I care because people quickly dismiss games and brandish them as crap for no other reason then 'because'. It almost seems hipster to hate on new MMO's before either giving them a chance or because you joined the band wagon.

If a MMO is terrible, explain WHY! At least give people the opportunity to see if its your opinion or a mechanic that you do not understand or what ever. People use forums like these as a guide to game purchases, if they see 100 people say "this games crap", do you think that person will buy it? It could be simply that them 100 people don't understand something and they then have damaged the reputation of a game.

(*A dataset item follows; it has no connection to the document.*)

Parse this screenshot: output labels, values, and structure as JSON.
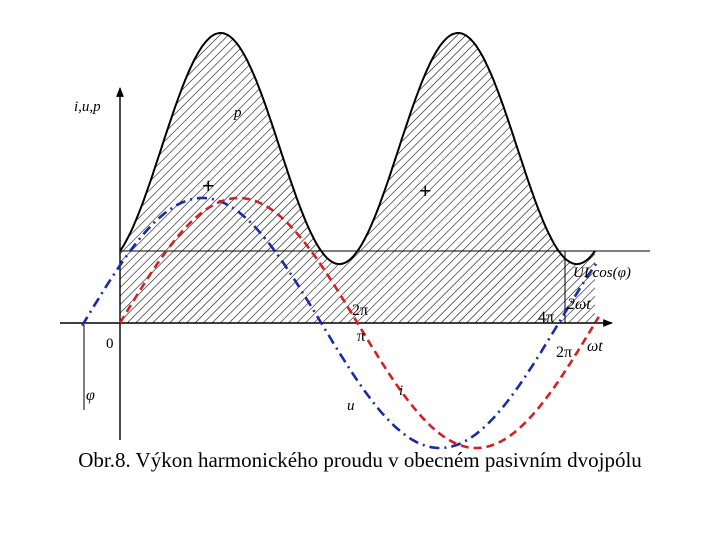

The MMO industry is extremely toxic, people get early access, judge the game upon beta and compare it against games 2-5 years in the market. But they can't see how flawed and broken this actually is. Because of that flawed logic, they then tell forums like these, reddit, friends and family about how bad the game is and it spreads like wildfire.

I'm not saying that if a game is truly terrible to encourage people to buy it, but in the case of MMO's give them more then 10mins before you tell the entire world how crap the game is because of no other reason then the animations are poor.

Emjay for example spent 4 hours in ESO, listed a load of reason why they didn't like it and hoped it helped people in not buying the game. Now please anyone tell me what MMO you can play and experience enough of the game in 4 hours? MMO's take hours upon hours of investment and its almost like people have completely forget this fact.